Aeby Eric, Ahmed Wareed, Redon Sophie, Simanis Viesturs, Lingner Joachim
Swiss Institute for Experimental Cancer Research (ISREC), School of Life Sciences, Ecole Polytechnique Fédérale de Lausanne (EPFL), 1015 Lausanne, Switzerland.
Swiss Institute for Experimental Cancer Research (ISREC), School of Life Sciences, Ecole Polytechnique Fédérale de Lausanne (EPFL), 1015 Lausanne, Switzerland.
Cell Rep. 2016 Dec 20;17(12):3107-3114. doi: 10.1016/j.celrep.2016.11.071.

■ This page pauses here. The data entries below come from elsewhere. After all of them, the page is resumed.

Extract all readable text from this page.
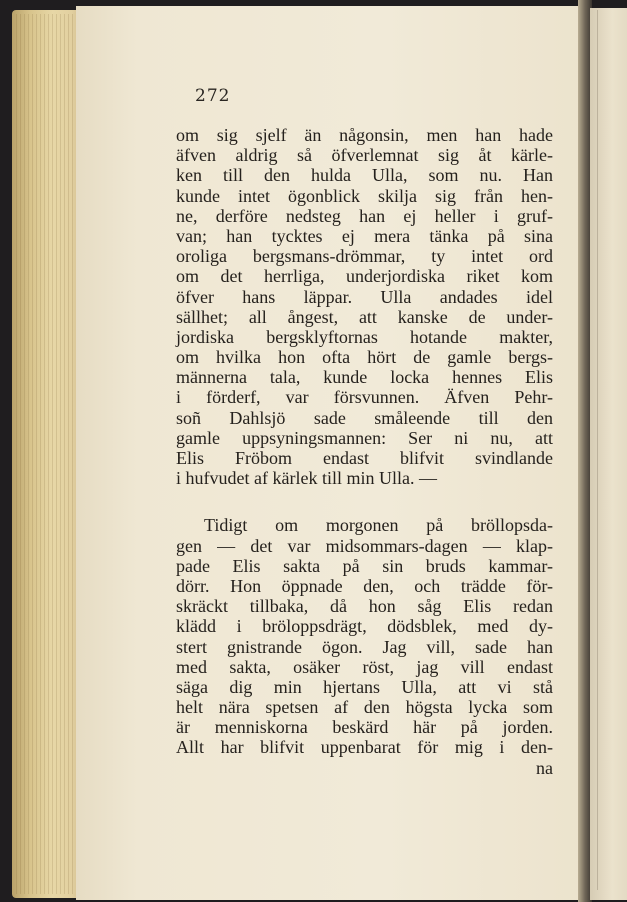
272
om sig sjelf än någonsin, men han hade
äfven aldrig så öfverlemnat sig åt kärle-
ken till den hulda Ulla, som nu. Han
kunde intet ögonblick skilja sig från hen-
ne, derföre nedsteg han ej heller i gruf-
van; han tycktes ej mera tänka på sina
oroliga bergsmans-drömmar, ty intet ord
om det herrliga, underjordiska riket kom
öfver hans läppar. Ulla andades idel
sällhet; all ångest, att kanske de under-
jordiska bergsklyftornas hotande makter,
om hvilka hon ofta hört de gamle bergs-
männerna tala, kunde locka hennes Elis
i förderf, var försvunnen. Äfven Pehr-
soñ Dahlsjö sade småleende till den
gamle uppsyningsmannen: Ser ni nu, att
Elis Fröbom endast blifvit svindlande
i hufvudet af kärlek till min Ulla. —
Tidigt om morgonen på bröllopsda-
gen — det var midsommars-dagen — klap-
pade Elis sakta på sin bruds kammar-
dörr. Hon öppnade den, och trädde för-
skräckt tillbaka, då hon såg Elis redan
klädd i bröloppsdrägt, dödsblek, med dy-
stert gnistrande ögon. Jag vill, sade han
med sakta, osäker röst, jag vill endast
säga dig min hjertans Ulla, att vi stå
helt nära spetsen af den högsta lycka som
är menniskorna beskärd här på jorden.
Allt har blifvit uppenbarat för mig i den-
na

Oxidative damage of telomeres can promote cancer, cardiac failure, and muscular dystrophy. Specific mechanisms protecting telomeres from oxidative damage have not been described. We analyzed telomeric chromatin composition during the cell cycle and show that the antioxidant enzyme peroxiredoxin 1 (PRDX1) is enriched at telomeres during S phase. Deletion of the PRDX1 gene leads to damage of telomeric DNA upon oxidative stress, revealing a protective function of PRDX1 against oxidative damage at telomeres. We also show that the oxidized nucleotide 8-oxo-2'deoxyguanosine-5'-triphosphate (8oxodGTP) causes premature chain termination when incorporated by telomerase and that some DNA substrates terminating in 8oxoG prevent extension by telomerase. Thus, PRDX1 safeguards telomeres from oxygen radicals to counteract telomere damage and preserve telomeric DNA for elongation by telomerase.
端粒的氧化损伤可促进癌症、心力衰竭和肌肉萎缩症。尚未描述保护端粒免受氧化损伤的具体机制。我们分析了细胞周期中端粒染色质的组成,发现抗氧化酶过氧化物还原酶1(PRDX1)在S期富集于端粒。PRDX1基因的缺失导致氧化应激下的端粒DNA损伤,揭示了PRDX1对端粒氧化损伤的保护作用。我们还表明,氧化核苷酸8-氧代-2'-脱氧鸟苷-5'-三磷酸(8oxodGTP)在被端粒酶掺入时会导致链过早终止,并且一些以8oxoG结尾的DNA底物会阻止端粒酶的延伸。因此,PRDX1保护端粒免受氧自由基的影响,以对抗端粒损伤并保留端粒DNA以供端粒酶延长。